From the September 1919 issue of The Christian Science Journal


The writer stood one day at a street corner in a strange city, waiting for a certain street car. A number of cars passed but the particular car desired did not come. After a while a passer-by was asked for information; he replied that this particular car passed at the next corner; I went on, caught it there, and reached my destination. The incident left a profound impression upon left. In the face of countless almost instantaneous demonstrations over beliefs of every other nature, there had been complete failure to arrive at a spiritual understanding of place arid supply after more than a year of effort. The incident of waiting for the street car at the wrong corner set me to work upon this problem of place and supply from a new angle. Was it possible that I had been standing at the wrong corner, some corner of material error, while but a short distance away opportunity was passing daily, hourly, momentarily?

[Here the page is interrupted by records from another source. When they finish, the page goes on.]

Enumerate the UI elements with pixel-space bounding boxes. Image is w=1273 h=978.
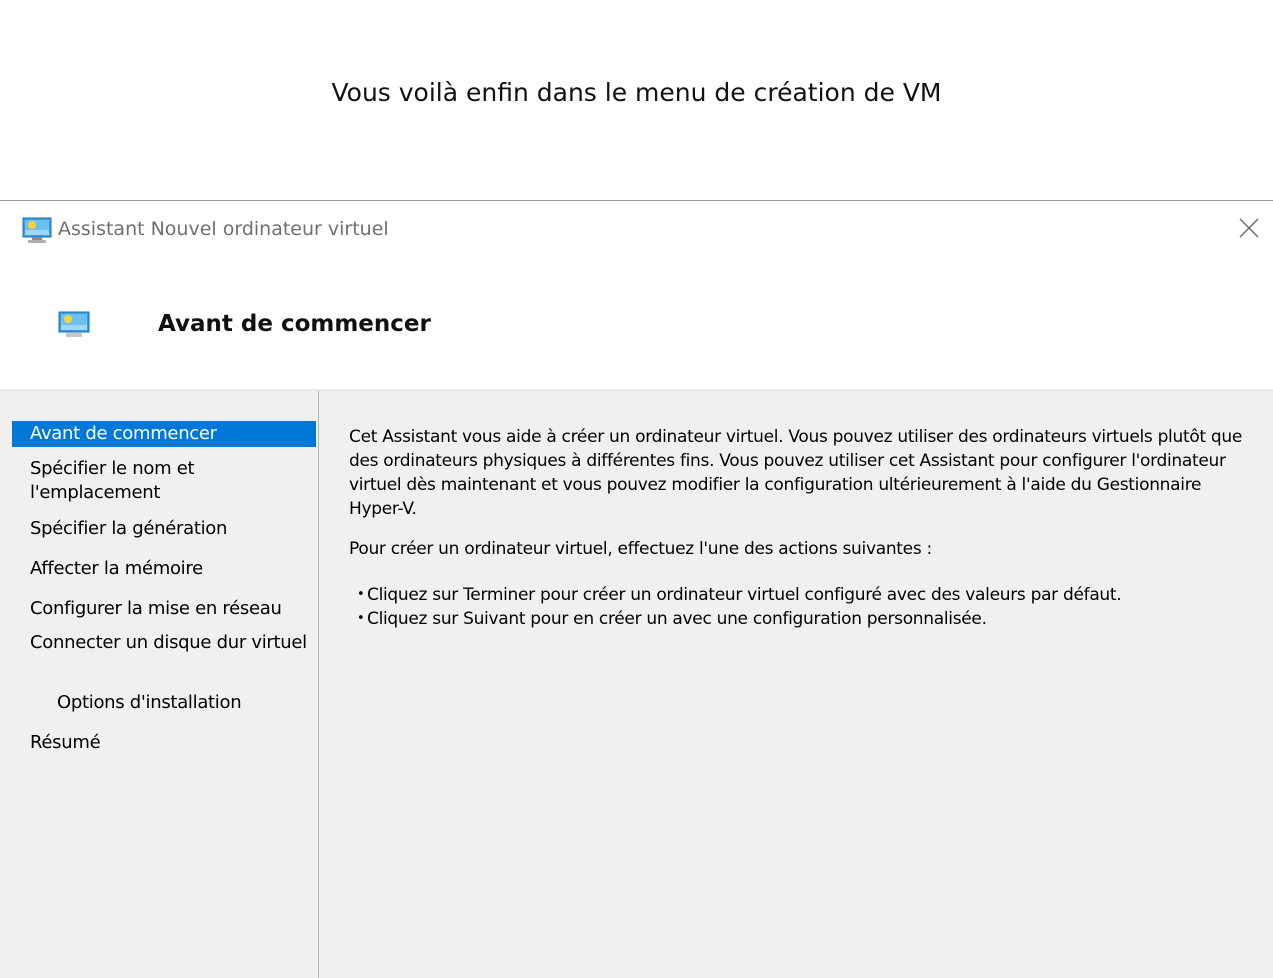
nav-item-label: Affecter la mémoire bbox=[30, 558, 203, 579]
close-button[interactable] bbox=[1233, 212, 1265, 244]
nav-item-label: Options d'installation bbox=[57, 692, 242, 713]
nav-item-label: Configurer la mise en réseau bbox=[30, 598, 282, 619]
action-list: Cliquez sur Terminer pour créer un ordin… bbox=[349, 583, 1254, 631]
actions-intro-text: Pour créer un ordinateur virtuel, effect… bbox=[349, 539, 932, 559]
list-item: Cliquez sur Suivant pour en créer un ave… bbox=[349, 607, 1254, 631]
page-title: Avant de commencer bbox=[158, 311, 431, 337]
list-item: Cliquez sur Terminer pour créer un ordin… bbox=[349, 583, 1254, 607]
wizard-content: Cet Assistant vous aide à créer un ordin… bbox=[349, 425, 1254, 631]
nav-item-avant-de-commencer[interactable]: Avant de commencer bbox=[12, 421, 316, 447]
close-icon bbox=[1233, 212, 1265, 244]
nav-item-reseau[interactable]: Configurer la mise en réseau bbox=[12, 597, 316, 621]
nav-item-generation[interactable]: Spécifier la génération bbox=[12, 517, 316, 541]
wizard-header: Avant de commencer bbox=[0, 259, 1273, 389]
nav-item-label: Spécifier la génération bbox=[30, 518, 228, 539]
nav-item-disque-dur[interactable]: Connecter un disque dur virtuel bbox=[12, 631, 316, 655]
wizard-body: Avant de commencer Spécifier le nom et l… bbox=[0, 391, 1273, 978]
nav-item-memoire[interactable]: Affecter la mémoire bbox=[12, 557, 316, 581]
wizard-window: Assistant Nouvel ordinateur virtuel Avan… bbox=[0, 200, 1273, 978]
vm-monitor-icon bbox=[58, 311, 90, 339]
nav-item-label: Connecter un disque dur virtuel bbox=[30, 632, 307, 653]
wizard-steps-nav: Avant de commencer Spécifier le nom et l… bbox=[0, 391, 319, 978]
nav-item-label: Spécifier le nom et l'emplacement bbox=[30, 458, 195, 503]
nav-item-label: Résumé bbox=[30, 732, 101, 753]
nav-item-label: Avant de commencer bbox=[30, 423, 217, 444]
page-caption: Vous voilà enfin dans le menu de créatio… bbox=[331, 78, 942, 107]
nav-item-options-installation[interactable]: Options d'installation bbox=[12, 691, 316, 715]
vm-monitor-icon bbox=[22, 217, 52, 244]
window-title: Assistant Nouvel ordinateur virtuel bbox=[58, 218, 389, 240]
intro-text: Cet Assistant vous aide à créer un ordin… bbox=[349, 427, 1243, 519]
title-bar: Assistant Nouvel ordinateur virtuel bbox=[0, 201, 1273, 259]
nav-item-resume[interactable]: Résumé bbox=[12, 731, 316, 755]
nav-item-nom-emplacement[interactable]: Spécifier le nom et l'emplacement bbox=[12, 457, 316, 505]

I went to a practitioner and explained matters. The practitioner told me that I was suffering from the errors of pride and fear. This surprised me greatly, for a delusion had been clung to that several years of study of the Christian Science textbook, "Science and Health with Key to the Scriptures" by Mrs. Eddy had enabled me to cast out every vestige of pride and fear. Upon examining the actual state of my thought, however, it was seen that the practitioner was right, that figuratively speaking I had indeed been standing on the wrong corner, and that there was an instant need to move onward. For many years I had been in business and had prospered; then came the war, and the work of years was swept away apparently in a night. Afterwards came the problem of place and supply and the endeavor to work it out from a spiritual standpoint. An unconscious error had crept into the effort to solve the problem. There had been outlining. A feeling had arisen that years of experience and standing entitled one to a position well up in the scale of human endeavor. There was a desire to be an executive rather than an assistant, to be in business on my own account rather than the employee of another. I had unwittingly entertained the fear that to go into any occupation below a certain level of authority was like going down, and yet another fear, the silliest of all bugbears in a business man's thought, the fear that if I did seek employment I might never again go up in the scale of endeavor.

In the light of Truth these twin evils vanished completely, and I moved onward to the right corner. I sought work through employment agencies and at anything I could do. All that was offered to me was the unloading of freight cars in a railroad yard, at three dollars and a half per day. I decided to take it. I had no clothes with which to handle such work, but purposed to purchase a pair of overalls. A legal holiday intervened at this point, and in the meantime I returned to the practitioner and informed him of the understanding which had come to me and the step I was about to take. Before I left his office a telephone message was received informing me that clerical employment had been obtained for me; it turned out to be for a class of work for which I had a peculiar fitness through former experience. The right place had been found; spiritual guidance had been attained. It was taking me to my destination.